Woodpeckers are a vital part of the forest ecosystem, known for their ability to control pests under the bark of trees. These birds have a diverse diet, including insects such as aspen, giddy moths, see-through moths, and stinkbugs.

They are also known for their chisel marks, which serve as indicators of sanitary forest harvesting. A pair of woodpeckers can peck out more than 90% of the giddy worms in a single winter, making them an important contributor to forest health.

There are many different species of woodpeckers, each with its own unique characteristics. For example, the downy woodpecker is around 15 cm long, while the North American black woodpecker can reach up to 47 cm in length.

Other species include the acorn woodpecker, red-headed woodpecker, red-backed woodpecker, green woodpecker, red-bellied woodpecker, Tiberian woodpecker, and Tristane woodpecker. Some of these species are endangered, such as the Tiberian and Tristane woodpeckers.

Woodpeckers can be found all over the world except for Oceania and Antarctica. They are particularly common in South America and Southeast Asia.

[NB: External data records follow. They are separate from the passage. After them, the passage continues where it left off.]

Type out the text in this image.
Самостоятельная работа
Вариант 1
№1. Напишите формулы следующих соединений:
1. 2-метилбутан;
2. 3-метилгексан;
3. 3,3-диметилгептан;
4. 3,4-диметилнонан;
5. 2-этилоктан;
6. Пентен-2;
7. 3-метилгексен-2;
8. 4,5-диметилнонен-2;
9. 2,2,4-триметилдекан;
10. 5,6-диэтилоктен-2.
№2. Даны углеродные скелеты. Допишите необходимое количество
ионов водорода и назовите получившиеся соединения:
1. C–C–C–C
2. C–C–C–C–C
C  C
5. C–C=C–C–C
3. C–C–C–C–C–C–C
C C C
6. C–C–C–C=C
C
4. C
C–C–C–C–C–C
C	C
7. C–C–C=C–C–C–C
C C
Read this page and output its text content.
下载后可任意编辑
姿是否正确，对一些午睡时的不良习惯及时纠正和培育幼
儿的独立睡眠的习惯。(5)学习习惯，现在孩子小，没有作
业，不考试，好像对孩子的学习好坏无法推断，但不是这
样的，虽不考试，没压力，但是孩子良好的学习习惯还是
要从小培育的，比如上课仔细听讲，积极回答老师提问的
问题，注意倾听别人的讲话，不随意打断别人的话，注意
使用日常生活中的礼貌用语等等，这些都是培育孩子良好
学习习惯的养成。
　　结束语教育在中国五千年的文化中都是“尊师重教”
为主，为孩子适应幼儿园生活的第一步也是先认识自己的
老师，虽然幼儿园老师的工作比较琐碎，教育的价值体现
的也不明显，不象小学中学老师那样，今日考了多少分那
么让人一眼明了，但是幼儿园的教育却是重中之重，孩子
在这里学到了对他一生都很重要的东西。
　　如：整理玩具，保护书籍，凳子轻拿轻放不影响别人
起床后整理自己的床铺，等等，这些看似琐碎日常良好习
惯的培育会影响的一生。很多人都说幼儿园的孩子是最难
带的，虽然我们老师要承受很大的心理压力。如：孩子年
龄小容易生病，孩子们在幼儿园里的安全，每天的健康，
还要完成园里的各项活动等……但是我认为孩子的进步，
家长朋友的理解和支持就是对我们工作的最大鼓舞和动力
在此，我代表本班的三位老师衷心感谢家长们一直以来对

Many woodpeckers are non-migratory and settle in one region, while others, like the North American yellow-bellied sapsucker woodpecker and the pouncing flicker, are migratory birds.

One species, the Dendrocopos major, is not currently listed on the conservation list but is threatened by illegal hunting. Traditional Chinese medical theory suggests that all woodpecker species have nourishing and tonic properties that can reduce swelling and pain, which has led to the increased hunting of these birds.

However, many institutions are now studying the captive breeding and attraction of this species and have made some progress in protecting it.

Woodpeckers inhabit various types of forests, including coniferous, mixed coniferous and broad-leaved, and broad-leaved forests in mountains and plains. They are most commonly found in mixed and broad-leaved forests, but can also be found in secondary forests at the edge of forests, and in sparse forests and scrublands along agricultural lands.

They typically forage alone or in pairs, and during the breeding season, they form loose family groups. Their foraging habits include pecking at tree trunks and thick branches and searching for insects in the bark or trunk. They also have a unique feeding method, using their tongues to reach into bark crevices or pecked-out holes in trees to hook pests.

Overall, the distribution of woodpeckers is very large, and their population trend is stable. As a result, they are considered to be a species without a survival crisis.

However, it is important to continue monitoring their populations and protecting them from illegal hunting to ensure their continued survival in the wild. Woodpeckers play a vital role in maintaining the health of forests and should be valued and protected as important members of our natural world.